RTÉ TV and radio broadcaster Ray Darcy has been announced as the ambassador for the 2019 Organ Donor Awareness Week campaign
A telephone call, at 10.10pm after the August Bank Holiday Weekend, delivered the good news.
The voice on the line told Mary Kelly to stay calm, to get in the car and come to Beaumont Hospital, where there was a kidney was waiting.
“We remember the night distinctly — it was just unreal,” says the Goresbridge mother of four, and grandmother. “It’s very hard to explain the feeling.”
That was in 2016. Mary had been on dialysis for a difficult 13 months.
When she was 33 years old, Mary received a diagnosis of polycystic kidney disease. This meant close monitoring for any change in kidney function.
In 2012, her kidney function became very low, resulting in her being placed on the transplant waiting list. In May 2015, Mary was told she would have to go on dialysis.
“I was very lucky to get home dialysis — they weren’t sure it would agree with me, but it did, so it worked well,” she says.
This involved being hooked up to the machine every night for eight to nine hours. Only then was she able to try and make the most of the next day, but her energy levels would eventually crash.
She recalls when her son, Garrett was getting married. Mary had to leave much early as she had to get home to the dialysis machine.
This scenario was turned on its head after her transplant, when her daughter Lorraine got married. Mary was able to stay throughout the celebrations and enjoy all the fantastic memories.
“It’s like someone asking you how you are after you’ve been sick — no words can explain the difference it has made to my life,” she says.
“Before, it was like you are just existing day to day.”
Now, she does water aerobics regularly, walking and cycling.
“It’s a whole new world, just to feel well. Words can’t describe it.”
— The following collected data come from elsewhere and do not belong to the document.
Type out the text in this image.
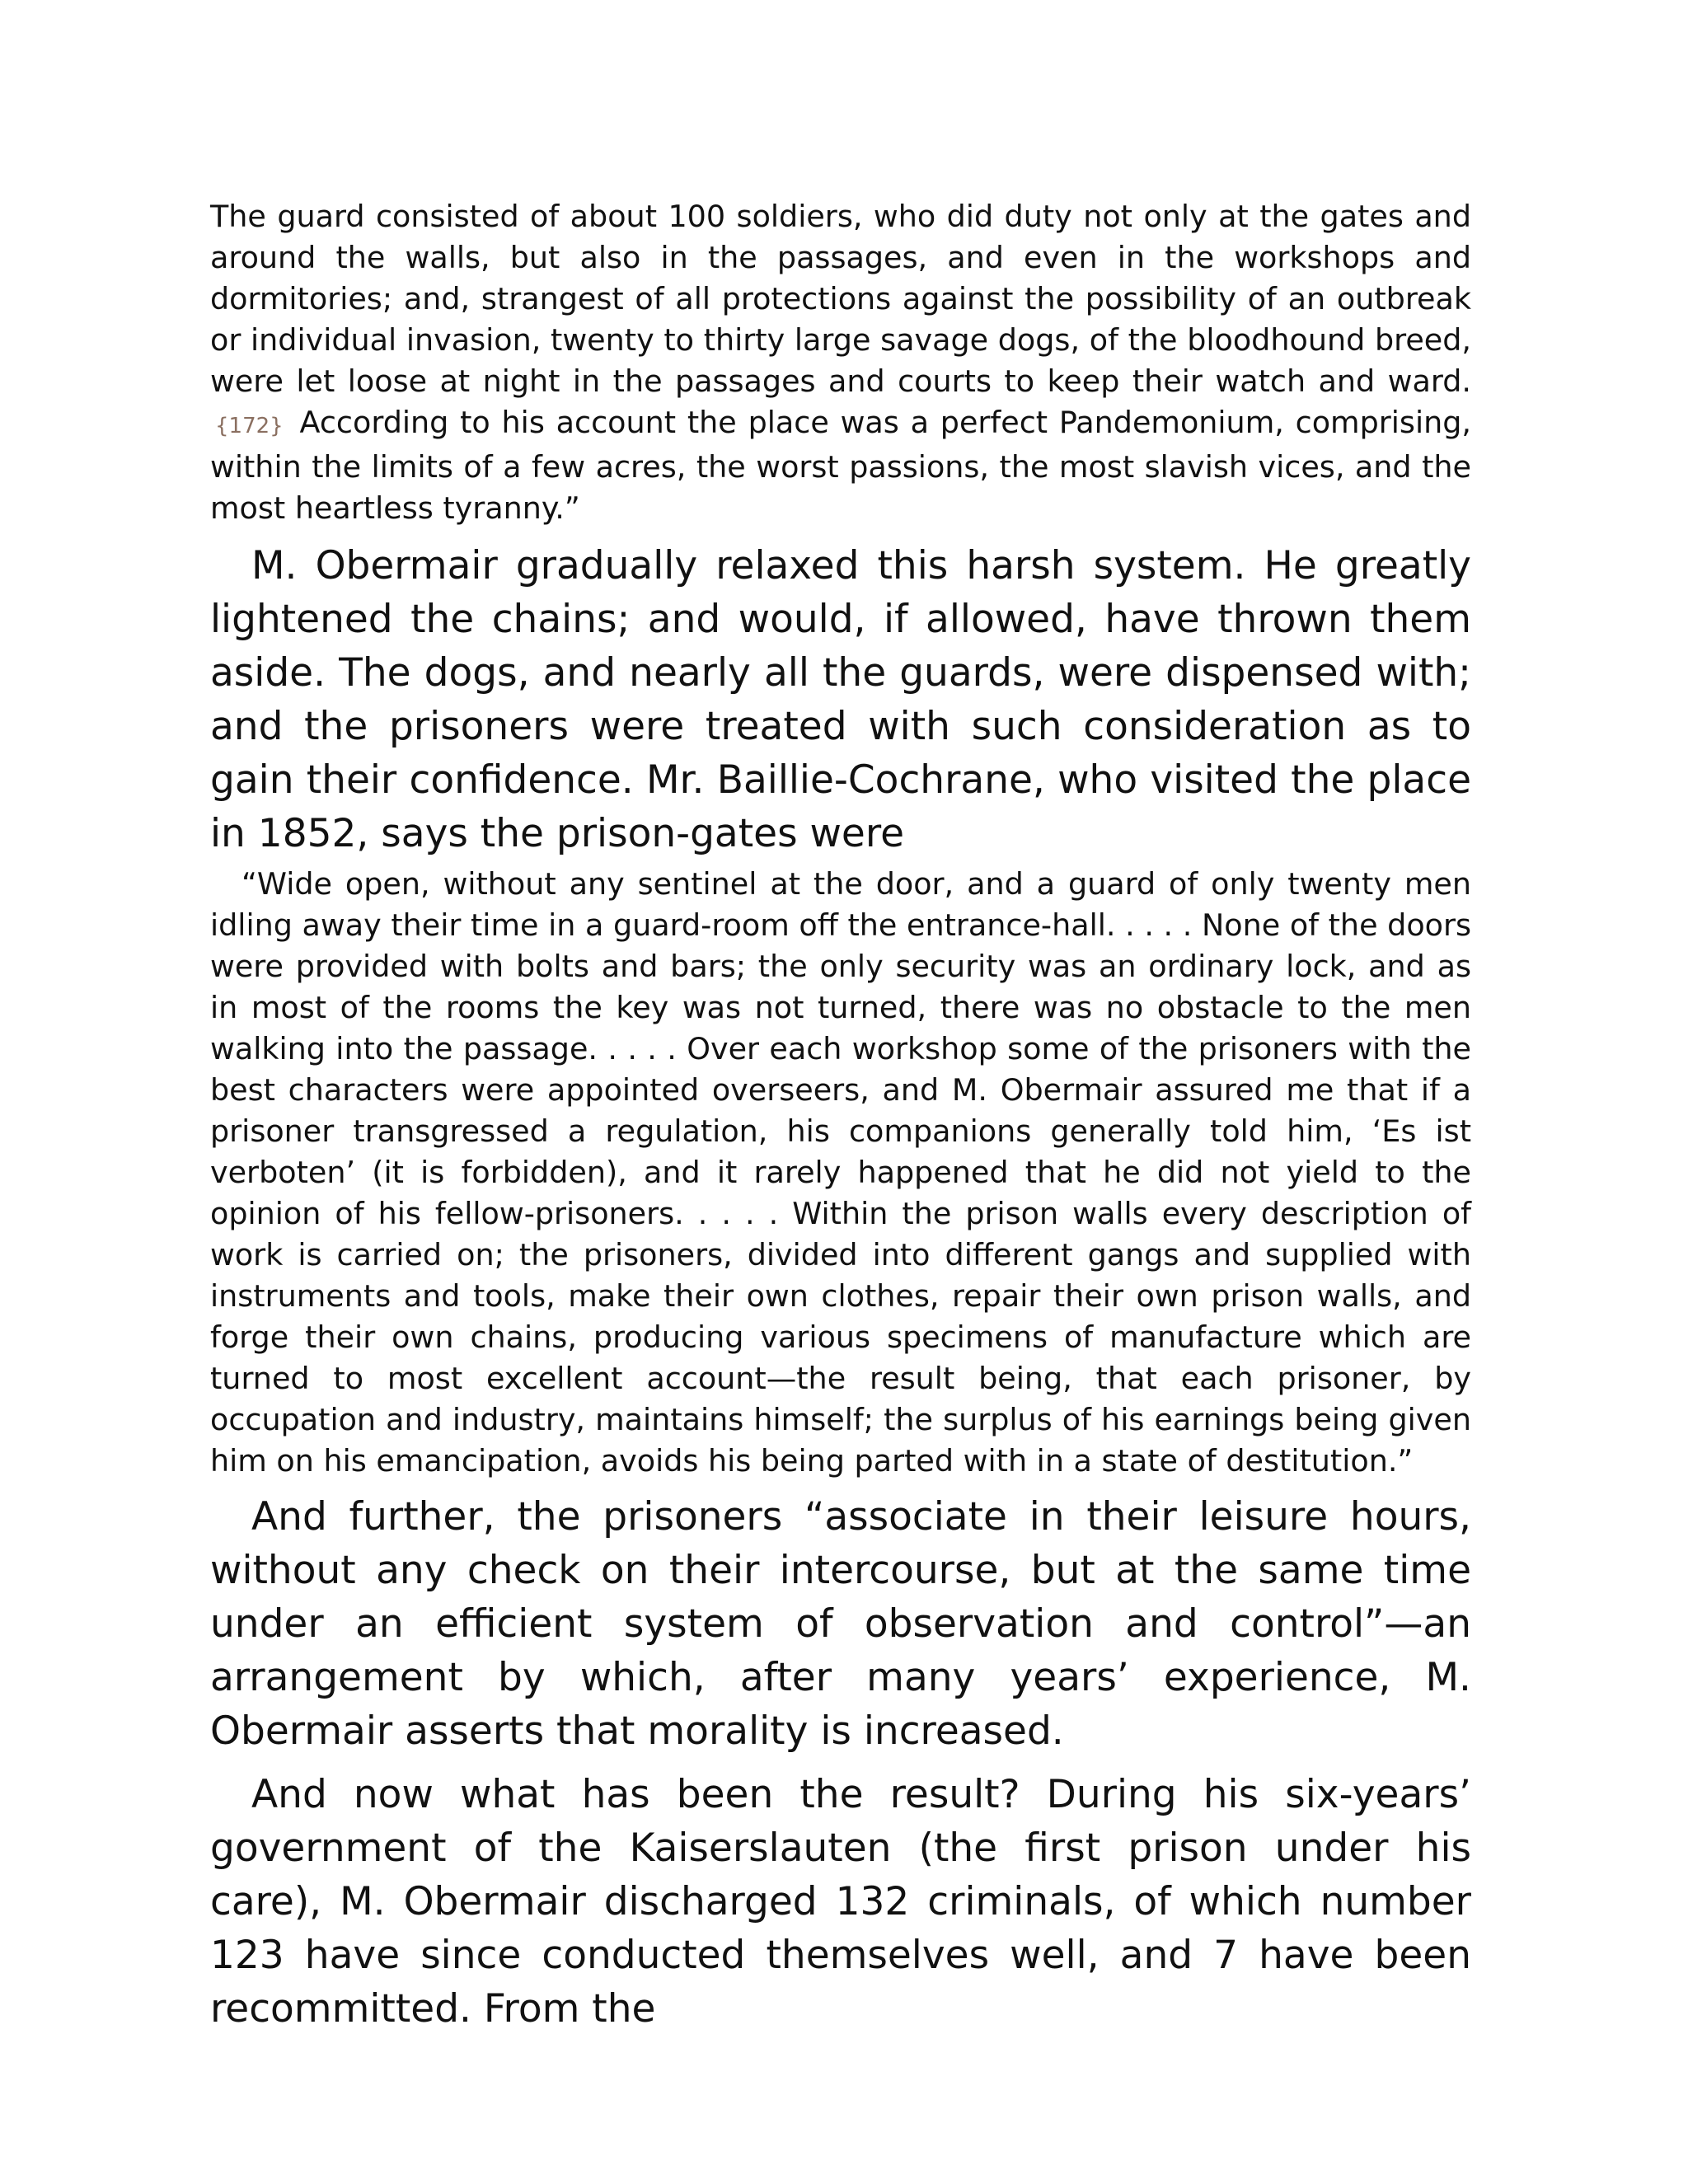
The guard consisted of about 100 soldiers, who did duty not only at the gates and around the walls, but also in the passages, and even in the workshops and dormitories; and, strangest of all protections against the possibility of an outbreak or individual invasion, twenty to thirty large savage dogs, of the bloodhound breed, were let loose at night in the passages and courts to keep their watch and ward. {172} According to his account the place was a perfect Pandemonium, comprising, within the limits of a few acres, the worst passions, the most slavish vices, and the most heartless tyranny.”

M. Obermair gradually relaxed this harsh system. He greatly lightened the chains; and would, if allowed, have thrown them aside. The dogs, and nearly all the guards, were dispensed with; and the prisoners were treated with such consideration as to gain their confidence. Mr. Baillie-Cochrane, who visited the place in 1852, says the prison-gates were

“Wide open, without any sentinel at the door, and a guard of only twenty men idling away their time in a guard-room off the entrance-hall. . . . . None of the doors were provided with bolts and bars; the only security was an ordinary lock, and as in most of the rooms the key was not turned, there was no obstacle to the men walking into the passage. . . . . Over each workshop some of the prisoners with the best characters were appointed overseers, and M. Obermair assured me that if a prisoner transgressed a regulation, his companions generally told him, ‘Es ist verboten’ (it is forbidden), and it rarely happened that he did not yield to the opinion of his fellow-prisoners. . . . . Within the prison walls every description of work is carried on; the prisoners, divided into different gangs and supplied with instruments and tools, make their own clothes, repair their own prison walls, and forge their own chains, producing various specimens of manufacture which are turned to most excellent account—the result being, that each prisoner, by occupation and industry, maintains himself; the surplus of his earnings being given him on his emancipation, avoids his being parted with in a state of destitution.”

And further, the prisoners “associate in their leisure hours, without any check on their intercourse, but at the same time under an efficient system of observation and control”—an arrangement by which, after many years’ experience, M. Obermair asserts that morality is increased.

And now what has been the result? During his six-years’ government of the Kaiserslauten (the first prison under his care), M. Obermair discharged 132 criminals, of which number 123 have since conducted themselves well, and 7 have been recommitted. From the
Mary says her life has been completely transformed as a result of her transplant, and she will be forever grateful to the family of her deceased donor. Soon after her transplant she sent a mass card anonymously to the donor family via the transplant coordinator and to mark the anniversaries of her transplant, Mary has also sent cards to the family.
She says her belief is that when a person passes on, they are happy, and it is the family of whom she often thinks. “You do think of them every day.
For her, that is the importance of Organ Donor Awareness Week. She says people should have that conversation with their families, tell them their wished because a family member might not know.
“Whatever decision a person has made, it is the family that give the final say,” she says.